Publication

ILA, the human 4-1BB homologue, is inducible in lymphoid and other cell lineages

Journal Paper/Review - Feb 15, 1995

Units
PubMed

Citation
Schwarz H, Valbracht J, Tuckwell J, von Kempis J, Lotz M. ILA, the human 4-1BB homologue, is inducible in lymphoid and other cell lineages. Blood 1995; 85:1043-52.
Type
Journal Paper/Review (English)
Journal
Blood 1995; 85
Publication Date
Feb 15, 1995
Issn Print
0006-4971
Pages
1043-52
Brief description/objective

We recently identified a gene that is induced by lymphocyte activation (ILA).

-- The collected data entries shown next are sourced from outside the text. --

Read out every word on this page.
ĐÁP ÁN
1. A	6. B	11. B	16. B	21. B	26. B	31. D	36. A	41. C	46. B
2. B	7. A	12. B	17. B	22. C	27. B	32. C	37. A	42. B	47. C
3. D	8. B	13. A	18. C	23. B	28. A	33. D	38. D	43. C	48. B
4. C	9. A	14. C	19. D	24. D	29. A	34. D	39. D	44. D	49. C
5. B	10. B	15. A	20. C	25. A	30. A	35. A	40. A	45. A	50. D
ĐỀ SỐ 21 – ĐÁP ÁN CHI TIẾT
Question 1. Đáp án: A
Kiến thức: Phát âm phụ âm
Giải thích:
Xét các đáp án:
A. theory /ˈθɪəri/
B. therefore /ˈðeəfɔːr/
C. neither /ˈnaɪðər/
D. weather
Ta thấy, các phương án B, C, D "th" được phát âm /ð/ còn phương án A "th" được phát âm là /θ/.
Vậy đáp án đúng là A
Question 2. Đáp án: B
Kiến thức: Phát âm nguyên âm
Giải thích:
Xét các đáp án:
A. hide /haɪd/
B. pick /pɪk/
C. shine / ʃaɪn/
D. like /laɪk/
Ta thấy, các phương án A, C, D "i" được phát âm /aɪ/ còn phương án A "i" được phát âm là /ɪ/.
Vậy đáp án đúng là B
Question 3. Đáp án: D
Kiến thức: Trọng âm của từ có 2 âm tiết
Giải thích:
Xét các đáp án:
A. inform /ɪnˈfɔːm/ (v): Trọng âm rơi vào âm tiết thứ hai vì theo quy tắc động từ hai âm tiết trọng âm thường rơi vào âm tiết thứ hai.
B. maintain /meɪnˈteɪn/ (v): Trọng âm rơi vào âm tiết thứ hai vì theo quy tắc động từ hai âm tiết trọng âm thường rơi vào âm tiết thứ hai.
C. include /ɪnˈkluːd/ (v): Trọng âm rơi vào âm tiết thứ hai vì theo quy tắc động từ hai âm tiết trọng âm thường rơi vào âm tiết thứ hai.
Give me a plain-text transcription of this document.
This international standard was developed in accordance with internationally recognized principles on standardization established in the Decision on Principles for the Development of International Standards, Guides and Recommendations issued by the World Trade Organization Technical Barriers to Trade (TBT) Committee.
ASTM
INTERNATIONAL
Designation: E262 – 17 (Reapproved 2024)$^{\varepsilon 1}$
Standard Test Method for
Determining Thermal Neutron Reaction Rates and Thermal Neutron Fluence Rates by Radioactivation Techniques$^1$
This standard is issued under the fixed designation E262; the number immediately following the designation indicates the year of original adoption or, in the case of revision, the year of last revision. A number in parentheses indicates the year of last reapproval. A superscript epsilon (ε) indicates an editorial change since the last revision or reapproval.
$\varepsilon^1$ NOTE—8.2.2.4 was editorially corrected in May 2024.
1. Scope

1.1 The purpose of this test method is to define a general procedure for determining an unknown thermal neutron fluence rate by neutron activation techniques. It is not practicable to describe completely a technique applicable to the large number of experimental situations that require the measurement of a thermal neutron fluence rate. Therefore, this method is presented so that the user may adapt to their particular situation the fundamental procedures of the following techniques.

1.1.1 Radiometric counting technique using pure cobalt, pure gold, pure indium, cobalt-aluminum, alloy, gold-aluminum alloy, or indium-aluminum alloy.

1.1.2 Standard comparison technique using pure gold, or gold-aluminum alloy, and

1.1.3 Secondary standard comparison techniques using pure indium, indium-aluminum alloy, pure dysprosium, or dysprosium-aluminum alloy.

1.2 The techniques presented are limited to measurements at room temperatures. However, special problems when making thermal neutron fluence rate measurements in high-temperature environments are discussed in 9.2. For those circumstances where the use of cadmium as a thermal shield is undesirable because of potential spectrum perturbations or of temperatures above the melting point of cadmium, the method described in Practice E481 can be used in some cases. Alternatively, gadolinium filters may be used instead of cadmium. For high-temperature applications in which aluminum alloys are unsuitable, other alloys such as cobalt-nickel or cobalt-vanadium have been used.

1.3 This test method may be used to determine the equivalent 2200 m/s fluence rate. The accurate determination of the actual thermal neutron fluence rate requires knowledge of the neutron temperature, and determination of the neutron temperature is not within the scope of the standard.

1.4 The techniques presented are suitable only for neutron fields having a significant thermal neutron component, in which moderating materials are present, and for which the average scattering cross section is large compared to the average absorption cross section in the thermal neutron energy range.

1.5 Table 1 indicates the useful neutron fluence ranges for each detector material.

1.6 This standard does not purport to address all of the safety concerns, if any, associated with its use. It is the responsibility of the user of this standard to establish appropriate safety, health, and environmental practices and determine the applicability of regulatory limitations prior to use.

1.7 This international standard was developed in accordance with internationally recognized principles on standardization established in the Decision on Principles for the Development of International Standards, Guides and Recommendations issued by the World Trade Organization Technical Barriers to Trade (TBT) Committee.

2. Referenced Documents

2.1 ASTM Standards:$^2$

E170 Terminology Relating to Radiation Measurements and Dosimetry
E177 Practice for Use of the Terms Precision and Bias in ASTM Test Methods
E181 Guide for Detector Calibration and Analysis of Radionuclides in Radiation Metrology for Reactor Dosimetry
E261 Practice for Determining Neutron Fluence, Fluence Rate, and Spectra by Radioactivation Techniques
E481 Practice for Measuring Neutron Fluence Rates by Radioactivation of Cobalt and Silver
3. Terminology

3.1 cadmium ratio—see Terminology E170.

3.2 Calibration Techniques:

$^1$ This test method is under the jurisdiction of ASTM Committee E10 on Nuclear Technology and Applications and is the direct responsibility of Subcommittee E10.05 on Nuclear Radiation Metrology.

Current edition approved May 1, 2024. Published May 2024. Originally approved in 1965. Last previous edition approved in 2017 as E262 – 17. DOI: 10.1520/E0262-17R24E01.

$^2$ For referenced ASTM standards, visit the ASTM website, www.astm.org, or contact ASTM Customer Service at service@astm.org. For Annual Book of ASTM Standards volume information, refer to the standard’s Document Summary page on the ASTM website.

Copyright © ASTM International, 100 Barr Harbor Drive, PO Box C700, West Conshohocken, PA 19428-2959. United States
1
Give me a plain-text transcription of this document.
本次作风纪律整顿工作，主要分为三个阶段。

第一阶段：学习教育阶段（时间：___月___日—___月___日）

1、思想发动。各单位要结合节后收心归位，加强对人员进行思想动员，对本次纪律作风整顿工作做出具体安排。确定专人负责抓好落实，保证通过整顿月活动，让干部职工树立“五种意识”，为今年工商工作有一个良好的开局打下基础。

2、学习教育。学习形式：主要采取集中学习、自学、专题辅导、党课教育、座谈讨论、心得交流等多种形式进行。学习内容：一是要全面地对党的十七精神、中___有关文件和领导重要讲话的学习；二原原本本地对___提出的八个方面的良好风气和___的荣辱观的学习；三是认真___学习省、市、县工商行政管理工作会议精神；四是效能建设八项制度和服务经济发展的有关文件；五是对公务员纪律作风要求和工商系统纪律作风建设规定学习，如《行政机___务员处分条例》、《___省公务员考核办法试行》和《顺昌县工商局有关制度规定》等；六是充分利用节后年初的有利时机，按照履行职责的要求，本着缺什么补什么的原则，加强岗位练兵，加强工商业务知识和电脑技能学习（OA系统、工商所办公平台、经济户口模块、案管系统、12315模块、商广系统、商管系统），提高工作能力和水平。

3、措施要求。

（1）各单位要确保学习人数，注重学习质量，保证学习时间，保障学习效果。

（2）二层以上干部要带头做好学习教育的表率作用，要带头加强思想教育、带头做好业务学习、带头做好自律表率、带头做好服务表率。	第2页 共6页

The sequence of the full-length 1.4-kb cDNA characterized ILA as a new member of the nerve growth factor/tumor necrosis factor (NGF/TNF) receptor family and the human homologue of the murine T-cell-specific receptor 4-1BB. The present study demonstrates ILA mRNA isoforms at 4.4, 4.0, and 1.8 kb in poly-A+ RNA from activated, but not from resting human peripheral blood T lymphocytes. A reverse transcriptase-polymerase chain reaction (RT-PCR) assay was used to study tissue distribution and regulation of ILA expression. The gene was induced in T lymphocytes by phytohemagglutinin (PHA), phorbol myristate acetate (PMA), and antibody to CD3, in B lymphocytes by PMA and antibodies to cell surface Ig, and in blood monocytes by interleukin-1 beta (IL-1 beta), lipopolysaccharide (LPS), and PMA. In T lymphocytes, ILA mRNA was detectable 1.5 hours after stimulation, reached maximal levels at 8 hours, and declined to background levels by 48 hours. Induction of ILA mRNA required protein synthesis and was primarily due to increased transcription. Actinomycin D reduced ILA mRNA levels in activated lymphocytes 50% within 30 minutes, demonstrating a relatively short half-life of this mRNA. Analysis of nonlymphoid cells showed that ILA mRNA was not detectable in resting cells. However, in contrast to the lymphoid-specific expression of the murine 4-1BB gene, ILA was detected in nonlymphoid cells, including epithelial and hepatoma cells after stimulation with IL-1 beta. ILA was not detectable in several brain derived cell lines. The ILA cDNA encodes a 30-kD protein as demonstrated by in vitro translation, and this protein is immunoprecipitated by antisera that were raised against ILA peptides or a glutathione-S-transferase fusion protein. Flow cytometry showed expression of ILA protein on a subset of activated T or B lymphocytes. In conclusion, activation-dependent expression of ILA is found not only in T lymphocytes, but also in B lymphocytes, monocytes, and diverse nonlymphoid cell types.